我找到了一些声称已经实现了这个功能的网站,包括一些在此处和stackexchange上的问题,但它们总是回到计算两个大圆的交点上。
我正在编写的python类如下,似乎几乎可以工作:
class Geodesic(Boundary):
  def _SecondaryInitialization(self):
    self.theta_1 = self.point1.theta
    self.theta_2 = self.point2.theta
    self.phi_1 = self.point1.phi
    self.phi_2 = self.point2.phi

    sines = math.sin(self.phi_1) * math.sin(self.phi_2)
    cosines = math.cos(self.phi_1) * math.cos(self.phi_2)
    self.d = math.acos(sines - cosines * math.cos(self.theta_2 - self.theta_1))

    self.x_1 = math.cos(self.theta_1) * math.cos(self.phi_1)
    self.x_2 = math.cos(self.theta_2) * math.cos(self.phi_2)
    self.y_1 = math.sin(self.theta_1) * math.cos(self.phi_1)
    self.y_2 = math.sin(self.theta_2) * math.cos(self.phi_2)
    self.z_1 = math.sin(self.phi_1)
    self.z_2 = math.sin(self.phi_2)

    self.theta_wraps = (self.theta_2 - self.theta_1 > PI)
    self.phi_wraps = ((self.phi_1 < self.GetParametrizedCoords(0.01).phi and
        self.phi_2 < self.GetParametrizedCoords(0.99).phi) or (
        self.phi_1 > self.GetParametrizedCoords(0.01).phi) and
        self.phi_2 > self.GetParametrizedCoords(0.99))

  def Intersects(self, boundary):
    A = self.y_1 * self.z_2 - self.z_1 * self.y_2
    B = self.z_1 * self.x_2 - self.x_1 * self.z_2
    C = self.x_1 * self.y_2 - self.y_1 * self.x_2
    D = boundary.y_1 * boundary.z_2 - boundary.z_1 * boundary.y_2
    E = boundary.z_1 * boundary.x_2 - boundary.x_1 * boundary.z_2
    F = boundary.x_1 * boundary.y_2 - boundary.y_1 * boundary.x_2

    try:
      z = 1 / math.sqrt(((B * F - C * E) ** 2 / (A * E - B * D) ** 2)
          + ((A * F - C * D) ** 2 / (B * D - A * E) ** 2) + 1)
    except ZeroDivisionError:
      return self._DealWithZeroZ(A, B, C, D, E, F, boundary)

    x = ((B * F - C * E) / (A * E - B * D)) * z
    y = ((A * F - C * D) / (B * D - A * E)) * z

    theta = math.atan2(y, x)
    phi = math.atan2(z, math.sqrt(x ** 2 + y ** 2))

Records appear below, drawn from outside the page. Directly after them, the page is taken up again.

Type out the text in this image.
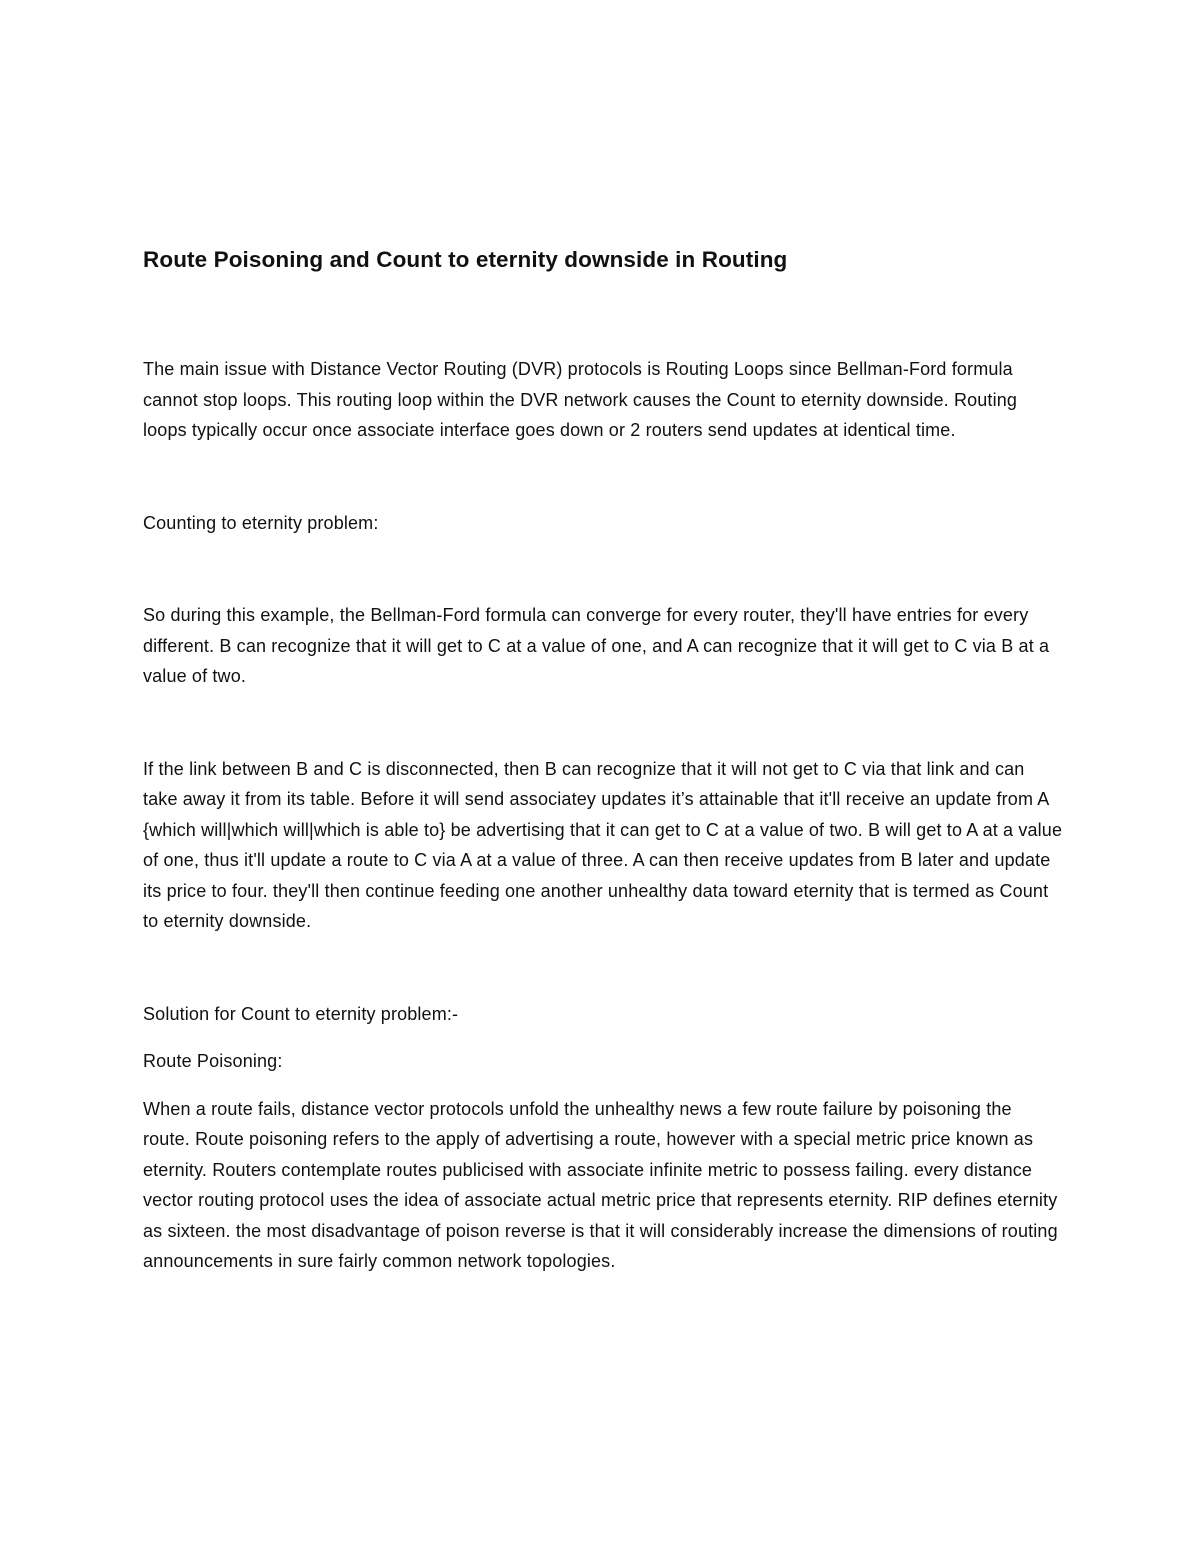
Route Poisoning and Count to eternity downside in Routing

The main issue with Distance Vector Routing (DVR) protocols is Routing Loops since Bellman-Ford formula cannot stop loops. This routing loop within the DVR network causes the Count to eternity downside. Routing loops typically occur once associate interface goes down or 2 routers send updates at identical time.

Counting to eternity problem:

So during this example, the Bellman-Ford formula can converge for every router, they'll have entries for every different. B can recognize that it will get to C at a value of one, and A can recognize that it will get to C via B at a value of two.

If the link between B and C is disconnected, then B can recognize that it will not get to C via that link and can take away it from its table. Before it will send associatey updates it’s attainable that it'll receive an update from A {which will|which will|which is able to} be advertising that it can get to C at a value of two. B will get to A at a value of one, thus it'll update a route to C via A at a value of three. A can then receive updates from B later and update its price to four. they'll then continue feeding one another unhealthy data toward eternity that is termed as Count to eternity downside.

Solution for Count to eternity problem:-

Route Poisoning:

When a route fails, distance vector protocols unfold the unhealthy news a few route failure by poisoning the route. Route poisoning refers to the apply of advertising a route, however with a special metric price known as eternity. Routers contemplate routes publicised with associate infinite metric to possess failing. every distance vector routing protocol uses the idea of associate actual metric price that represents eternity. RIP defines eternity as sixteen. the most disadvantage of poison reverse is that it will considerably increase the dimensions of routing announcements in sure fairly common network topologies.
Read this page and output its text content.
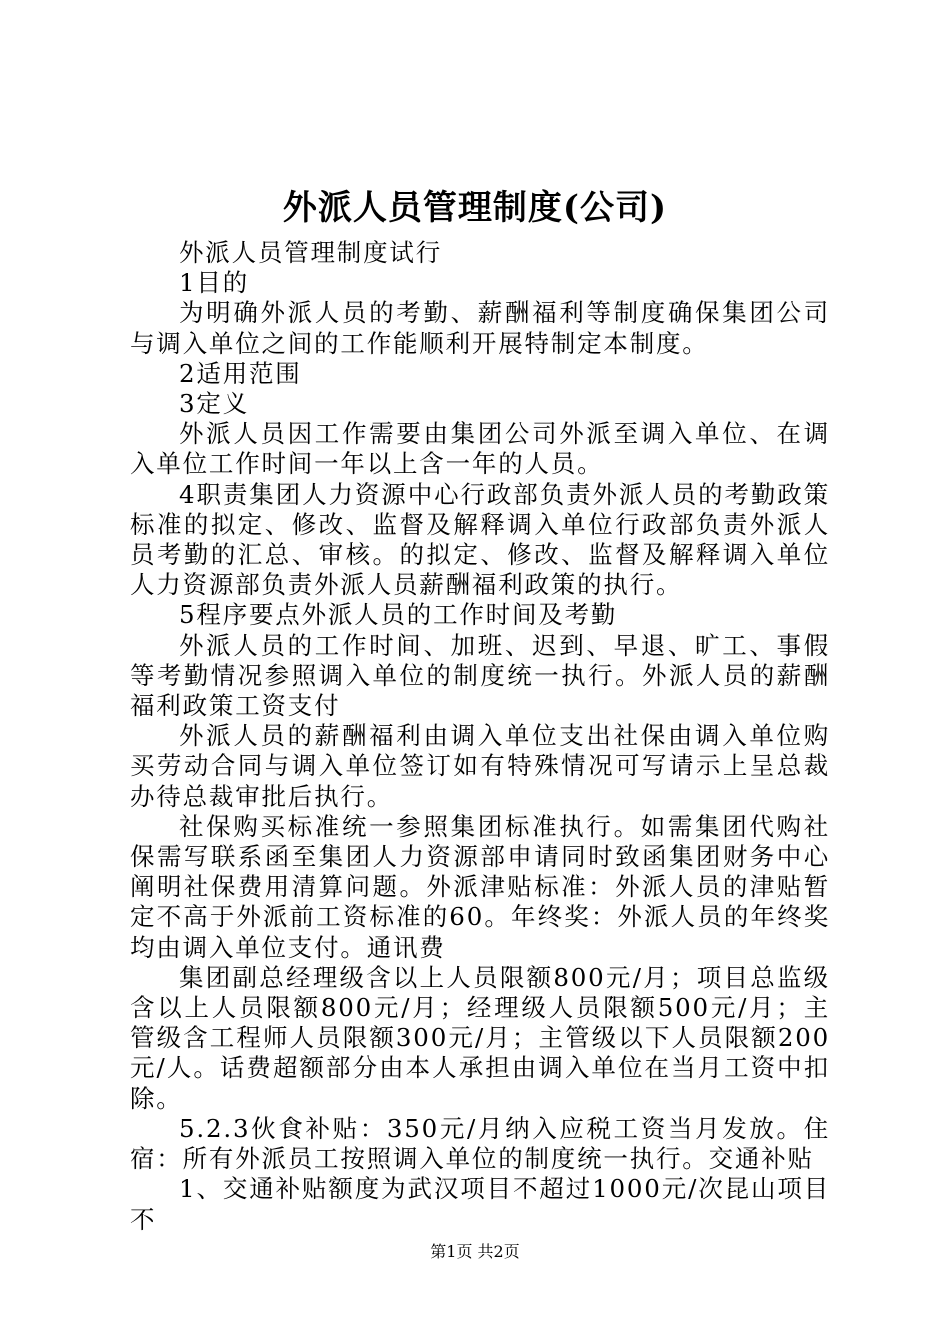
外派人员管理制度(公司)

外派人员管理制度试行

1目的

为明确外派人员的考勤、薪酬福利等制度确保集团公司与调入单位之间的工作能顺利开展特制定本制度。

2适用范围

3定义

外派人员因工作需要由集团公司外派至调入单位、在调入单位工作时间一年以上含一年的人员。

4职责集团人力资源中心行政部负责外派人员的考勤政策标准的拟定、修改、监督及解释调入单位行政部负责外派人员考勤的汇总、审核。的拟定、修改、监督及解释调入单位人力资源部负责外派人员薪酬福利政策的执行。

5程序要点外派人员的工作时间及考勤

外派人员的工作时间、加班、迟到、早退、旷工、事假等考勤情况参照调入单位的制度统一执行。外派人员的薪酬福利政策工资支付

外派人员的薪酬福利由调入单位支出社保由调入单位购买劳动合同与调入单位签订如有特殊情况可写请示上呈总裁办待总裁审批后执行。

社保购买标准统一参照集团标准执行。如需集团代购社保需写联系函至集团人力资源部申请同时致函集团财务中心阐明社保费用清算问题。外派津贴标准：外派人员的津贴暂定不高于外派前工资标准的60。年终奖：外派人员的年终奖均由调入单位支付。通讯费

集团副总经理级含以上人员限额800元/月；项目总监级含以上人员限额800元/月；经理级人员限额500元/月；主管级含工程师人员限额300元/月；主管级以下人员限额200元/人。话费超额部分由本人承担由调入单位在当月工资中扣除。

5.2.3伙食补贴：350元/月纳入应税工资当月发放。住宿：所有外派员工按照调入单位的制度统一执行。交通补贴

1、交通补贴额度为武汉项目不超过1000元/次昆山项目不

第1页 共2页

    if self._Contains(theta, phi):
      return point.SPoint(theta, phi)

    theta = (theta + 2* PI) % (2 * PI) - PI
    phi = -phi

    if self._Contains(theta, phi):
      return spoint.SPoint(theta, phi)

    return None

  def _Contains(self, theta, phi):
    contains_theta = False
    contains_phi = False

    if self.theta_wraps:
      contains_theta = theta > self.theta_2 or theta < self.theta_1
    else:
      contains_theta = theta > self.theta_1 and theta < self.theta_2

    phi_wrap_param = self._PhiWrapParam()
    if phi_wrap_param <= 1.0 and phi_wrap_param >= 0.0:
      extreme_phi = self.GetParametrizedCoords(phi_wrap_param).phi
      if extreme_phi < self.phi_1:
        contains_phi = (phi < max(self.phi_1, self.phi_2) and
            phi > extreme_phi)
      else:
        contains_phi = (phi > min(self.phi_1, self.phi_2) and
            phi < extreme_phi)
    else:
      contains_phi = (phi > min(self.phi_1, self.phi_2) and
          phi < max(self.phi_1, self.phi_2))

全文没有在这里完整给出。